Himeneo. ¡Silencio! No haya algazara.
 Yo de esta historia tan rara
 deduzco una conclusión.
 Aquí veo cuatro pares
 que juntar en mis altares,
 de mano y de corazón.
 (A Rosalinda y Orlando.)
 Seréis felices unidos.
 (A Oliverio y Celia.)
 Dos en uno confundidos
 como ellos, habréis de ser.
 (A Febe.)
 Al zagal tu amor escoja,
 si tener no se te antoja
 por marido una mujer.
 (A Piedra y Tomasa.)
 Vosotros en firme nudo
 seréis el invierno rudo
 y el granizar y el llover.
 Entre nupciales canciones,
 averiguad las razones
 del suceso singular
 que aquí nos ha reunido,
 y veréis cómo ha nacido
 y cómo pudo acabar.

 canto.

 La diadema de Juno
 fueron las bodas,
 que en mesa y lecho junta
 las almas todas.
 Honremos á Himeneo
 que puebla al mundo
 y es en todas las zonas
 el dios fecundo.


Duque.—Bienvenida eres ¡oh amada sobrina! No menos bienvenida que propia hija.

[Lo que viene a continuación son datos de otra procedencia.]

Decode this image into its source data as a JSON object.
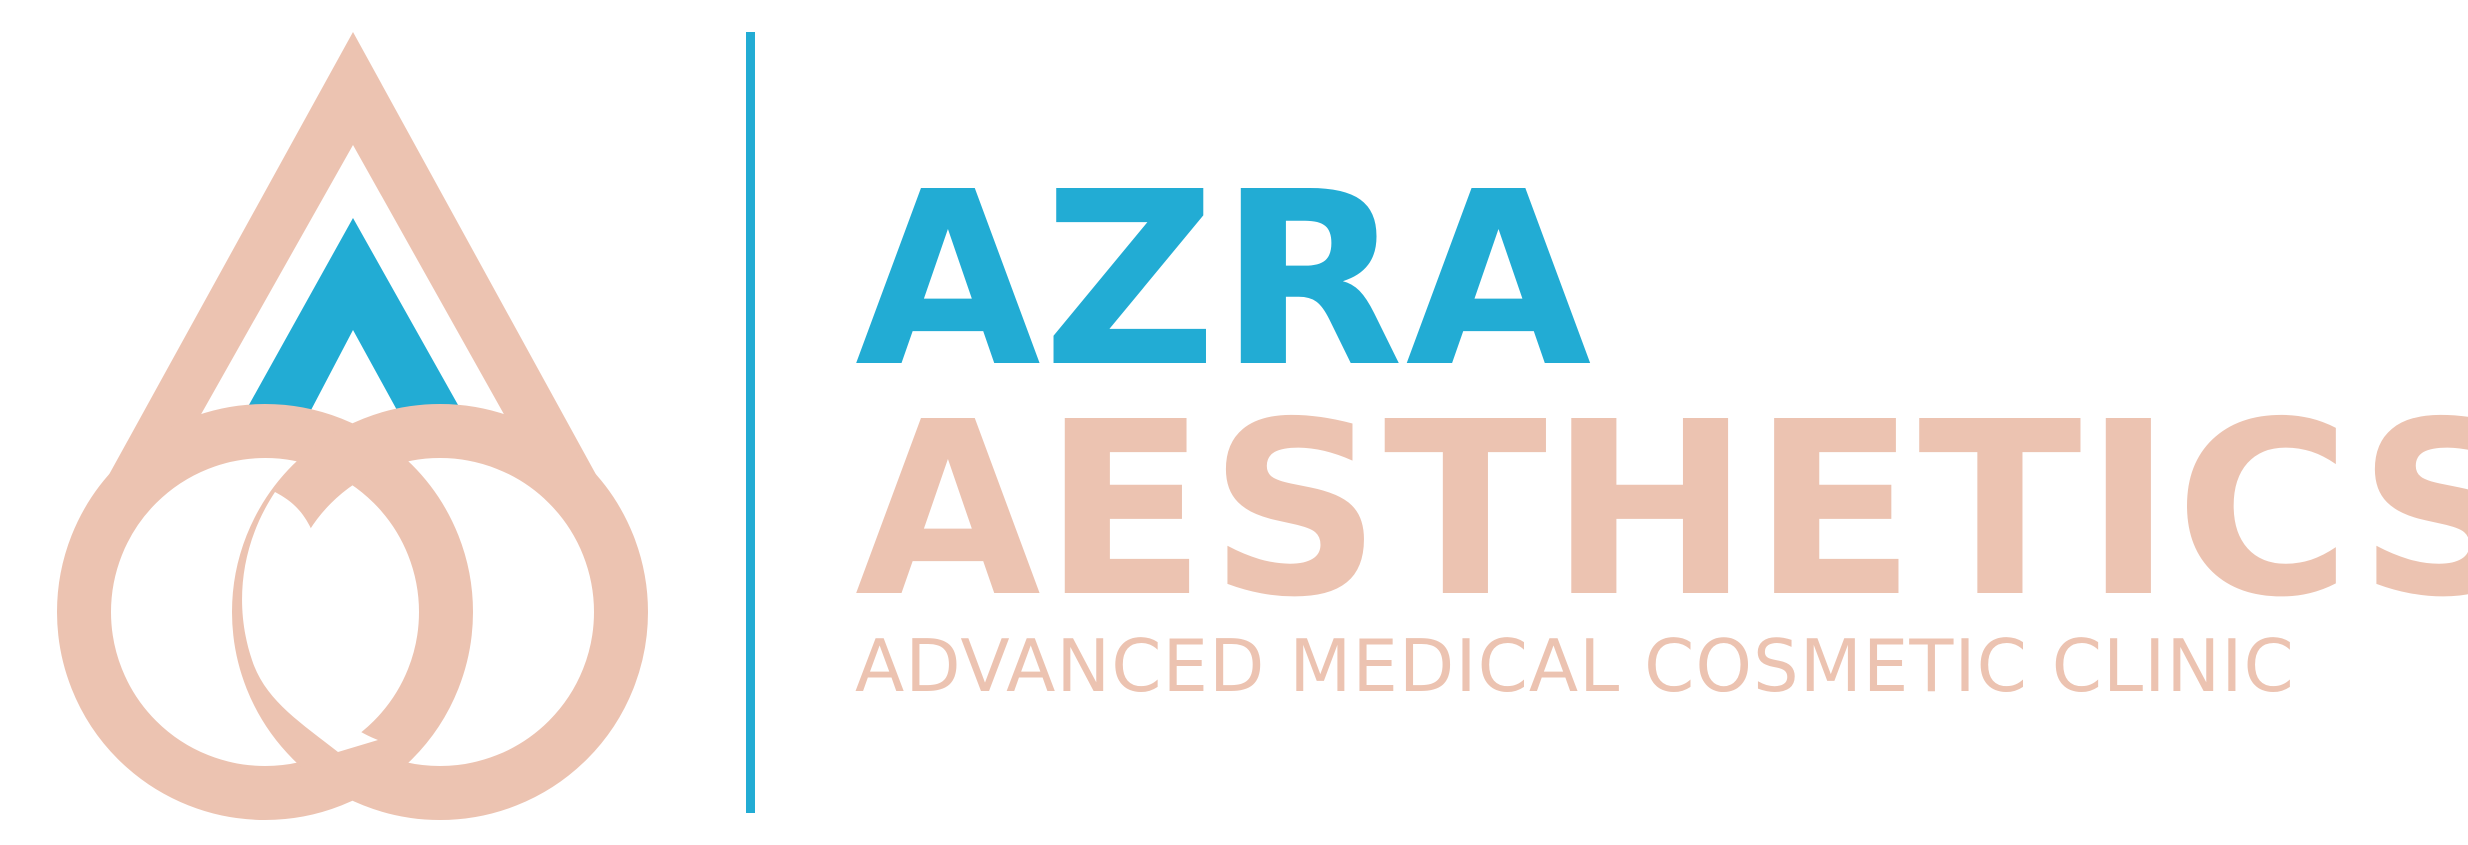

Febe (á Silvio).—No faltaré á mi palabra, ahora que eres mío. Tu constancia te ha conciliado mi afecto.

(Entra Jaques de Bois.)

Jaques de B.—Concededme audiencia para unas pocas palabras. Soy el hijo segundo de sir Rowland de Bois, y traigo á la digna Asamblea estas nuevas: El duque Federico, informado del considerable número de hombres de valer que diariamente afluyen á este bosque, se puso á la cabeza de un grande ejército para apoderarse aquí de su hermano y darle muerte. Había llegado ya á los linderos de este bosque, cuando se encontró con un anciano religioso, y después de una conferencia con él, quedó resuelto á abandonar su empresa y á retirarse del mundo. La corona queda devuelta á su hermano, y restituídos a sus compañeros de destierro todas las propiedades que poseían. De la verdad de estas noticias respondo con mi vida.

Duque.—Sed bienvenido, joven. Traes hermosos presentes á las bodas de tu hermano. Al uno, sus tierras confiscadas, y al otro todo un territorio, un poderoso ducado. Ante todo, acabemos en este bosque lo que fué tan felizmente comenzado; y en seguida, todos los que han compartido con nosotros acerbos días, participen de la vuelta de nuestra buena fortuna, conforme á su jerarquía. Y al mismo tiempo, olvidemos por un momento esta nueva dignidad, y volvamos á nuestros regocijos campestres. Suene la música, y vosotros, novios y novias, medid por nuestra alegría los compases de la danza.

Jaques.—Con vuestra venia, señor. Si no os he oído mal, el joven duque ha abrazado la vida religiosa, renunciando á las pompas de la corte?

Jaques de B.—Así es.

Jaques.—Pues me marcho á donde él. Hay mucho que oir y aprender oyendo á estos nuevos convertidos. (Al duque.) Os lego vuestros antiguos honores. Bien los merecen vuestra virtud y paciencia. (A Orlando.) Á vos, el amor que con verdadera fe habéis conquistado. (A Oliverio.) Á vos vuestras tierras, vuestro amor y vuestros poderosos aliados. (A Silvio.) Á vos larga duración en un lecho bien merecido. (A Piedra.) Y á ti el eterno disputar: porque el viaje de tu amor no lleva víveres ni para dos meses.—Y con esto, entregaos á vuestros placeres. Yo, no estoy para fiestas.

Duque.—Quedaos, Jaques, quedaos.

Jaques.—No para ver pasatiempos. Para saber lo que os acontezca, permaneceré en la cueva que abandonáis.

(Sale.)

Duque.—Adelante, pues, y principiaremos las ceremonias, que confío terminarán en la ventura de todos.